Per Galimberti sessant'anni sono sufficienti per lasciare questo mondo? Gli consiglio di rileggere Petrarca

03/27/2025 12:09 PM
di Francesca Carone
Nell'era dell'amore liquido che sfugge alle menti di idealisti e visionari, eterni innamorati del mondo e della vita, c'è poco da aspettarsi. I detrattori della vita viaggiano lungo il perimetro misurabile dell'esistenza, contrariamente a quelli che ne celebrano l'eterna grandezza e che all'amore liquido preferiscono quello con i piedi ben piantati per terra. Quello solido, con radici forti che niente può scalfire. Distruggere. Annientare.
L'amore liquido probabilmente ha contagiato un grande intellettuale, filosofo e scrittore: Umberto Galimberti che in un'intervista andata in onda sul web ha dichiarato che già a sessant'anni l'uomo potrebbe tranquillamente lasciare questo mondo, forse perché la vecchiaia, per il professor Galimberti, non è proprio una bella compagnia! Che sarebbe meglio togliersi di torno piuttosto che invecchiare, quasi contrapponendosi a quell'immagine trascendente e delicatamente eterea del "vecchierel canuto e bianco" del grande Petrarca; quel vecchierello che pieno di acciacchi sfida il destino e si mette in cammino verso Roma per realizzare un sogno: vedere il velo della Veronica su cui è impressa l'immagine di Cristo.

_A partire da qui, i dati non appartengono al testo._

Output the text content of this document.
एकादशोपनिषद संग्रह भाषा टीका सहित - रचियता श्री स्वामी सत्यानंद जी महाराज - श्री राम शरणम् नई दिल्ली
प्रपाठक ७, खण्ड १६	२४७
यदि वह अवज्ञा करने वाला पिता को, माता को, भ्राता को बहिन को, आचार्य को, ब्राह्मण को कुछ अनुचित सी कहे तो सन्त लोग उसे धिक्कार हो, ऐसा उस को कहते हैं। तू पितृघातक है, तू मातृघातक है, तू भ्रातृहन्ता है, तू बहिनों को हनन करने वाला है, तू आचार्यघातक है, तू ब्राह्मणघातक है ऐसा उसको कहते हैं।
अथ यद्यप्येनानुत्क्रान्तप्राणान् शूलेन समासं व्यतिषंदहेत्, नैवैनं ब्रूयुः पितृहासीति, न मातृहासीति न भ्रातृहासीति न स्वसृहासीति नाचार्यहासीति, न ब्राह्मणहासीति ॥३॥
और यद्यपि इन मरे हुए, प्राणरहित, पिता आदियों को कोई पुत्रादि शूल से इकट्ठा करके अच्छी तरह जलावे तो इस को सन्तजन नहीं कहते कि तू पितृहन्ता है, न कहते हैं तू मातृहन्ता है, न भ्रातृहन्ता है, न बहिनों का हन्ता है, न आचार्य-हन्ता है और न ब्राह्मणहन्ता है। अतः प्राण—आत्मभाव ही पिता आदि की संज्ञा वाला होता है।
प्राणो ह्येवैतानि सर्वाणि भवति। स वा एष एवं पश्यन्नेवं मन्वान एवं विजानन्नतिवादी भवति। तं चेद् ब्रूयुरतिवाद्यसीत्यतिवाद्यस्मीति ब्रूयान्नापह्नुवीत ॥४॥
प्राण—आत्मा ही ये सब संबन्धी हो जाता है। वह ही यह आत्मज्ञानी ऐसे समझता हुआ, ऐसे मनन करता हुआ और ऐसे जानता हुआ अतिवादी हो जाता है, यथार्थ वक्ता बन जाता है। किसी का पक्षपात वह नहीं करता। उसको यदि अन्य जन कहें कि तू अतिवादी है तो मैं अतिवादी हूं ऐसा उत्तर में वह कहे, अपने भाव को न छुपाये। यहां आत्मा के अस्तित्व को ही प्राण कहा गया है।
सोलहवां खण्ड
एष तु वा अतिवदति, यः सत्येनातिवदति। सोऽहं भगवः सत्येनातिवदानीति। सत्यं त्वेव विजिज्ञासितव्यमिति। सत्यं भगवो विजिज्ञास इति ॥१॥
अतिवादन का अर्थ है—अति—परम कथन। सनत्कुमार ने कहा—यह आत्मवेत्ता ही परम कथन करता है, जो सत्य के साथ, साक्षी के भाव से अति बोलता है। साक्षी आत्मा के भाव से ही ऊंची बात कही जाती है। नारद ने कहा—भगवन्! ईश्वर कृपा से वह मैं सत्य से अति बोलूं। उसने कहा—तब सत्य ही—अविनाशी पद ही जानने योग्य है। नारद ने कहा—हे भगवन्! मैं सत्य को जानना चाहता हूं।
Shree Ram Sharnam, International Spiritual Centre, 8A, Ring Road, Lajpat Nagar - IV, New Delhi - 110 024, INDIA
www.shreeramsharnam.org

Questo "arzillo" nonnino celebrato dal Petrarca non pensa minimamente alla sua vecchiaia, ai suoi acciacchi, facendosi guidare da quella giovinezza interiore che annienta gli anni e la sofferenza che attanagliano il suo corpo. Ma non la mente e l'anima. Sarebbe bello che il professor Galimberti facesse affidamento alla giovinezza e alla grandezza interiore del "nonnino petrarchesco" che non indugia a seguire il sogno più grande della vita. Perché la vita non ha confini misurabili. Non ha perimetri né dimensioni. Essa è respiro, è forza, è essenza che non si svela nel suo intimo mistero.
La vita ha una sua intelligenza e una sua permalosità: se la trascuri diventa tiepida, insipida. Spenta. E' per questo che la vita andrebbe "viziata", coccolata, difesa. Amata. Vissuta. Sempre. Anche quando si ha l'impressione di essere fuori da "essa". Di non sentirla più dentro. E questo potrebbe succedere a tutti: ad un ragazzo, ad un giovane, ad un anziano. Il trucco probabilmente sta nel non perderla mai di vista. Anche quando si avrebbero tutte le ragioni per farlo. La vita ci mette alla prova, ci studia, ci forgia, ci sfida. Fino all'ultima lotta. All'ultimo respiro.
La vita ci spinge a diventare quello che siamo. Quello che vogliamo essere. Ogni giorno ci mette di fronte uno specchio in cui guardarsi e possibilmente accettarsi, nonostante le forme di contraddizione esistenziale che ci spingono a staccarci da "essa" diventando persone legate alla fredda immanenza temporale piuttosto che coraggiosi profanatori di un'esistenza labile e spenta. Il grande bluff è che l'uomo ormai "non si appartiene più", piuttosto si "lascia appartenere" dai mille problemi, dall'amore liquido, dalla solitudine e da un'esistenza votata all'avere piuttosto che all'essere, per dirla con Fromm.
Allora caro professor Galimberti, riscopra la sua "appartenenza" alla vita. La celebri. Dia al tempo un valore aggiunto che sappia tradurre i desideri del suo cuore. Cerchi quel filo che lo leghi al coraggio e alla modernità del vecchierello petrarchesco che sfida anni e acciacchi per coronare il suo sogno. Perché non c'è niente di più miracoloso al mondo di un uomo che vive la vita celebrandola e onorandola in tutte le sue stagioni. "La vecchiaia è l'ultimo capitolo di un libro, di solito il migliore" (Vittorino Andreoli).